I have been reading about LCC, but the explanation, while I understand the principles involved, did not explain any specifics nor anything concrete.

Is Viessmann such an LCC system? 

Is there anyone here using Viessmann signaling or something similar to run block detection signals or semaphores on their layout?


----------



## JerryH (Nov 18, 2012)

I use Traincontroller software with Digitrax hardware.


----------



## gregc (Apr 25, 2015)

MichaelE said:


> I have been looking at Viessmann signals and controls, but even with the hookup diagrams in English it is not quite 'clicking' with me.


can you provide a link to the signals and controls you're referring to?



MichaelE said:


> Does Viessmann use optical detectors, current draw detectors, or some other means to detect when train movements occur?


the operator manual for their 5221 control module suggests that they are using current detection which requires at least some freight cars with wheel resistors.



MichaelE said:


> I have been reading about LCC, but the explanation, while I understand the principles involved, did not explain any specifics nor anything concrete.


LCC is a protocol and messages for centralized (PC) control of model railroad accessories such as block occupancy detectors, signals and turnouts. It looks like the Viessmann control modules are standalone controllers


----------



## MichaelE (Mar 7, 2018)

Here are a couple of links. Some of the signals advertised include a .pdf for wiring and control modules. They don't say what they are using to detect the beginning and the end of the block.

https://www.reynaulds.com/catalog/dept_369.aspx

https://www.reynaulds.com/catalog/dept_383.aspx


----------



## gregc (Apr 25, 2015)

MichaelE said:


> They don't say what they are using to detect the beginning and the end of the block.

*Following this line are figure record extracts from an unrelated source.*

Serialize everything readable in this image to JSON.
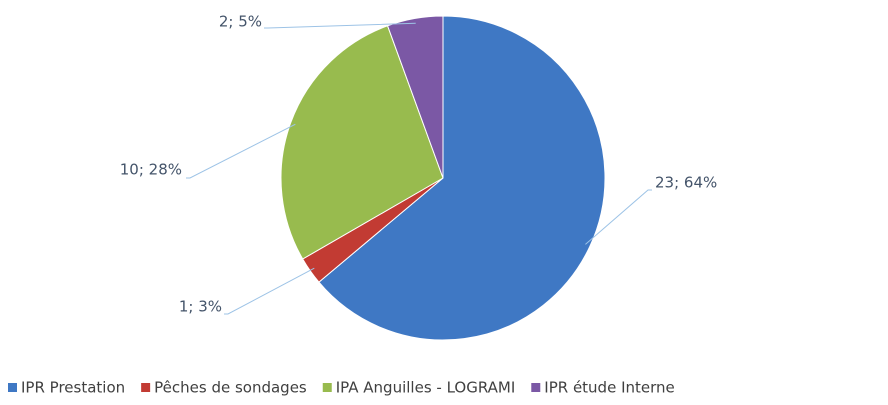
{
  "chart_data": {
    "type": "pie",
    "categories": [
      "IPR Prestation",
      "Pêches de sondages",
      "IPA Anguilles - LOGRAMI",
      "IPR étude Interne"
    ],
    "values": [
      23,
      1,
      10,
      2
    ],
    "value_labels": [
      "23; 64%",
      "1; 3%",
      "10; 28%",
      "2; 5%"
    ],
    "colors": [
      "#3f78c4",
      "#c23b33",
      "#98bb4e",
      "#7b58a5"
    ],
    "legend": "bottom"
  }
}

have you looked at the viessmann website . They list quite a few control modules see 2nd and 3rd page. Each has a operating manual. 

The one i listed before show track power routed thru the control module which suggest that they are monitoring for current thru the block. monitoring for entry/exit from the block is a more complicated.


----------



## MichaelE (Mar 7, 2018)

Thank you. I will study this awhile.


----------